Парень поднял бутылку, разболтал, запрокинул голову и толстой струей влил в себя чуть ли не половину содержимого. Красиво получилось. Как в кино.
Торопится Алихман, подумал Мышкин. Телка прислал. Парень, как вошел, ни разу на него не взглянул. Тоже прокол. Так серьезные дела не делаются.
Уже без спроса новичок схватил самый аппетитный кусок курицы и начал методично жевать, рыгая и цыкая зубом. Дед вопросительно посмотрел на Мышкина.
— Ничего, — сказал тот. — Оголодал на воле. Пусть подкрепится.
Подкрепясь, парень вторично потянулся за бутылкой, но Мышкин успел ее убрать.
— Оставь и нам по глоточку, милок.
— Вы что, старичье, — парень зычно загоготал. — Куренка запить — самое оно! Да не жмитесь, пацаны попозже ящик приволокут. Ну-ка, дай бутылку, пенек!

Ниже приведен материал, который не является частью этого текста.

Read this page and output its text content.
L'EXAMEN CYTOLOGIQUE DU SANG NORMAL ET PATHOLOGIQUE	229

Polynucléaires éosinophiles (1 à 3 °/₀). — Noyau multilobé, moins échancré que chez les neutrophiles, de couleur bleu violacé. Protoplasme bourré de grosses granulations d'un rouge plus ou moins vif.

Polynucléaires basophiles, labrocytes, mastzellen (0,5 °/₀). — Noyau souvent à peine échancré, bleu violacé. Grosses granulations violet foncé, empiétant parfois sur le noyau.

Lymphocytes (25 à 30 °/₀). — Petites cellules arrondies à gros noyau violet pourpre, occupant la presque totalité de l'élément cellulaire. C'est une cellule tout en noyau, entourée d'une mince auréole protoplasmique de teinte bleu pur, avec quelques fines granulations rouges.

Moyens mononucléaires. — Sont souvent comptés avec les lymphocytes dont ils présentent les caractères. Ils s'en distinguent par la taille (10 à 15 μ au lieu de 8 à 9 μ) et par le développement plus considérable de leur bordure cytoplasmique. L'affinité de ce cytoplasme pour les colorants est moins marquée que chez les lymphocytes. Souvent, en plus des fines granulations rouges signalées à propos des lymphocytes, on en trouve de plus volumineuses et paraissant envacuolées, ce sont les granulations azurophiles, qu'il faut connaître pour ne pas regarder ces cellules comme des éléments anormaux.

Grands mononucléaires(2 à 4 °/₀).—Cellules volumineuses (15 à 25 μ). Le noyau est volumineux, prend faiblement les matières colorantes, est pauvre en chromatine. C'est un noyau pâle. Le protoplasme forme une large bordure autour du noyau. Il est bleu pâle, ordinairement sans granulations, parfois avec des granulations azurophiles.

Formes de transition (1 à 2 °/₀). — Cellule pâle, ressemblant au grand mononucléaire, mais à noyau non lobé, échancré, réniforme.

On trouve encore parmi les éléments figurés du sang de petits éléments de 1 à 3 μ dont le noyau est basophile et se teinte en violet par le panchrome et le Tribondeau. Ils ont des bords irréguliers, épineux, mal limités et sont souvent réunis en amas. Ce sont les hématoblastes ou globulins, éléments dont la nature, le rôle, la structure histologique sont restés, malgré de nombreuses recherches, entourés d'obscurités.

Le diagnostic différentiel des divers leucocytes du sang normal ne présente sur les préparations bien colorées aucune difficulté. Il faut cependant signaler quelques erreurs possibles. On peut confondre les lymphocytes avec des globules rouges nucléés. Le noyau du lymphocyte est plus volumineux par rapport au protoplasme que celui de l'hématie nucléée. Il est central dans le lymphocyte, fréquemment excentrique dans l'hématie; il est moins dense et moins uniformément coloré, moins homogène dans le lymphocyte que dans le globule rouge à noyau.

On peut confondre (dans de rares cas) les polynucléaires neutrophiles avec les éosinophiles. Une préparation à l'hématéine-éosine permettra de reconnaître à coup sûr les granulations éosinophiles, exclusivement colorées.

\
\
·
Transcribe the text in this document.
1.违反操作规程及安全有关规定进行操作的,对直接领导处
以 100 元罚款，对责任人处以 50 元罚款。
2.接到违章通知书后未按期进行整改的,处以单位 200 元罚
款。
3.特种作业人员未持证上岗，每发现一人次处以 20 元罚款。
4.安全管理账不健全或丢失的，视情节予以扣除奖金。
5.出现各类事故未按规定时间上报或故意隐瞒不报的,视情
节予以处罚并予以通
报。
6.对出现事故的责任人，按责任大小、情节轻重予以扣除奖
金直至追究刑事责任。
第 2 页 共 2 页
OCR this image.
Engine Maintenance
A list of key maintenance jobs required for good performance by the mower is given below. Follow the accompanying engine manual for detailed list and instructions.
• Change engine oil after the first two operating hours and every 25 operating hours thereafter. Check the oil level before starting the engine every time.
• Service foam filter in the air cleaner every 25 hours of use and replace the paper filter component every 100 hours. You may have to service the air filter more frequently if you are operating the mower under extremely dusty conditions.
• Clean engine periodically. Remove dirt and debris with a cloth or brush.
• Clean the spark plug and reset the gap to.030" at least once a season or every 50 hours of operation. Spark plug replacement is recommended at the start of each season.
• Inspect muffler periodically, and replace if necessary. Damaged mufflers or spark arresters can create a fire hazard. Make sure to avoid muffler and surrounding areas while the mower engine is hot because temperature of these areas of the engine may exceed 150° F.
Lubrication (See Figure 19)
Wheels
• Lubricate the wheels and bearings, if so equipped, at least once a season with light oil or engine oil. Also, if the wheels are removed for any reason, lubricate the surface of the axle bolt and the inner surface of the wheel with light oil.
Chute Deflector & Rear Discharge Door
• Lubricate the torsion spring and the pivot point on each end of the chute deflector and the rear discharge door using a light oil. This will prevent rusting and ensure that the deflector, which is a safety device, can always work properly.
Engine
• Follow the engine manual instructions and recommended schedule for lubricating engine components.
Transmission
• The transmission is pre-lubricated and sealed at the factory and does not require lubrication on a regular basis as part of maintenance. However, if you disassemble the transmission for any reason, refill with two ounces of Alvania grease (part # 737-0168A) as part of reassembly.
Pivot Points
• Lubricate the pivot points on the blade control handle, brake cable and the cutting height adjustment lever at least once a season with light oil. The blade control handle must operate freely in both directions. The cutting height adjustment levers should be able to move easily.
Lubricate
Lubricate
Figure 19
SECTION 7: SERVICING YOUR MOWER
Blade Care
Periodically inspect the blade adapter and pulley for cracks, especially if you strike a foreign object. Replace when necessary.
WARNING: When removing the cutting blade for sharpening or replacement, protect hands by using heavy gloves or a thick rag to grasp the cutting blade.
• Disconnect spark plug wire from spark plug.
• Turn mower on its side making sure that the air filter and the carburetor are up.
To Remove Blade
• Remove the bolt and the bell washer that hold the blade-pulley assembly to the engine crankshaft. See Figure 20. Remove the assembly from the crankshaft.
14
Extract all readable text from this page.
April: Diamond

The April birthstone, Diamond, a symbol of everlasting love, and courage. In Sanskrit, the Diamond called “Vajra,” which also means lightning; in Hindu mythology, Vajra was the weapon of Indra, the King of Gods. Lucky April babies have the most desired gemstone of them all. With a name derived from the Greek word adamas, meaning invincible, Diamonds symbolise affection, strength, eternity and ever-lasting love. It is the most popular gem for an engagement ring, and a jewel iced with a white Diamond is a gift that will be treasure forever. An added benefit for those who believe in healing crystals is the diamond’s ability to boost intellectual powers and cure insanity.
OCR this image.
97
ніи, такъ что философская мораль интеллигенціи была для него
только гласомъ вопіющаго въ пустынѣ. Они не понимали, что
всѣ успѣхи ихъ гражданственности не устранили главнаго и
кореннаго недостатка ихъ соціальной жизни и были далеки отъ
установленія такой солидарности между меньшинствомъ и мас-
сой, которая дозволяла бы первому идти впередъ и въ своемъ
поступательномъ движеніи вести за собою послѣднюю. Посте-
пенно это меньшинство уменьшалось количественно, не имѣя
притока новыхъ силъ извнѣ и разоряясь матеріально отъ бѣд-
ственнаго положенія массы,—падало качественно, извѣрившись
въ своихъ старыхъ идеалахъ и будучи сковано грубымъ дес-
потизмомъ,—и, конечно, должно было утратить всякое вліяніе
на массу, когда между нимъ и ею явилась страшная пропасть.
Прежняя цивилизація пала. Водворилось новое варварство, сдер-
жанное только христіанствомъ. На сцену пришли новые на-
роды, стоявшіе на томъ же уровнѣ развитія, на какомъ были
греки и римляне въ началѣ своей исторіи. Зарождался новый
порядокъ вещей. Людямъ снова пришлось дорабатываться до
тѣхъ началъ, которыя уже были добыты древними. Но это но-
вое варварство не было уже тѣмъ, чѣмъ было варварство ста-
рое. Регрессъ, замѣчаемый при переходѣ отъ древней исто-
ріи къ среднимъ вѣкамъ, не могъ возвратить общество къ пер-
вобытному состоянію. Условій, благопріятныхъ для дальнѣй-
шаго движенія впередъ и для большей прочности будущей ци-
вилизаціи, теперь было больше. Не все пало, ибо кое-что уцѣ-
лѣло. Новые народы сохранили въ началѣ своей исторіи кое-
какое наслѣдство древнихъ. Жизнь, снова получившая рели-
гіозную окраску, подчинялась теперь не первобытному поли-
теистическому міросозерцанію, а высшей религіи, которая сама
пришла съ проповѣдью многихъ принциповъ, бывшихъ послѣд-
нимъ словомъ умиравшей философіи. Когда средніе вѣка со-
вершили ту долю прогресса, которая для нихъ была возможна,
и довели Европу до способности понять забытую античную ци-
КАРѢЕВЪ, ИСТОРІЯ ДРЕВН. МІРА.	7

Нахрапом действовал, как таран. Мышкин на секунду усомнился: Алихмана ли гонец? Может, просто придурковатый? Среди нынешней сытой шпаны полно таких.
— Остынь, сударик мой. Зачем людей обижать?
Наконец самоуверенный новичок взглянул на Мышкина прямо, и сомнения развеялись. В хищных зрачках, как на лбу истукана, ясно написано, чей посланец, и примерная цена за услугу и даже его собственная стоимость, несчастного олуха, возомнившего себя суперменом.
— Ты что, пенек, оборзел? — в деланном изумлении прорычал парень. — А ну, говорю, давай бутылку! Повторять не буду.
Красноречиво сунул руку куда-то себе в штаны. Гена-приватизатор, почуяв неладное, торопко отполз от компании, бормоча под нос:
— Чего можно Бенукидзе, того другим нельзя, что ли?
Мышкин отдал бутылку.
— Бери, пожалуйста, — промямлил, извиняясь. — Действительно, вам, молодым, она нужнее.
— Так-то лучше, пенек, — парень глядел подозрительно, но не уловил подвоха. Да и как тут уловить. Мышкин ссутулился, голову вобрал в плечи, на губах беленькая слюнка — немощный, перепуганный старый сморчок с жалкой, просительной улыбкой. Таких и давить неприятно — вони много. А приходится иногда, если под ноги лезут.
Парня звали Андрюша Суриков, и до того, как он очутился в этой камере, жизнь его текла бурно, красиво. Отслужил срочную, причем год в спецназе, и там зарекомендовал себя отнюдь не сосунком. После дембеля пометался туда-сюда, даже сунулся сгоряча в Бауманское училище, но вскоре убедился, что бабки даются только смелым и предприимчивым, а без бабок сегодня жить, как без штанов ходить. Вернулся в Федулинск, где его предки по-прежнему вкалывали в «ящике», но уже без зарплаты — смех и тоска. Через знакомых ребят быстро приткнулся к банде Алихман-бека, его приняли как родного. Он вызывал доверие своим простодушным обликом. Алихман-бек два раза удостоил его аудиенции и все чаще бывшему спецназовцу давали ответственные поручения по выколачиванию денег из самых злостных неплательщиков, когда требовалось применить не только силу, но и дар интеллектуального убеждения. Алихман-бек внушал братве: мы не бандиты, мы — новый русский порядок. Быдло должно понимать, что порядок установился навеки и всякое сопротивление бессмысленно. Сурикову приходилось выполнять и щекотливые задания, связанные с большой секретностью, что приятно щекотало его самолюбие, но все же он сознавал, что высокого положения ему в банде не достичь: чужие тут верховодили. Горцы вполне доверяли русским боевикам, которые доказали свою преданность, но лишь до определенного предела. В группировке Алихман-бека иерархия соблюдалась более строго, чем в государственных структурах. Инородец, не имеющий родства на благословенном Кавказе, мог рассчитывать на хороший барыш, на уважение и почет, но никакие на власть. Недовольных карали люто. Если какой-нибудь вольнодумец из россиян начинал задирать хвост, его по-хорошему предупреждали — не горячись! — но только один раз. Потом вывозили за город и публично забивали камнями. «Дисциплина, — учил Алихман-бек, — мать демократии. Без нее русский собака дуреет и поступает себе во вред».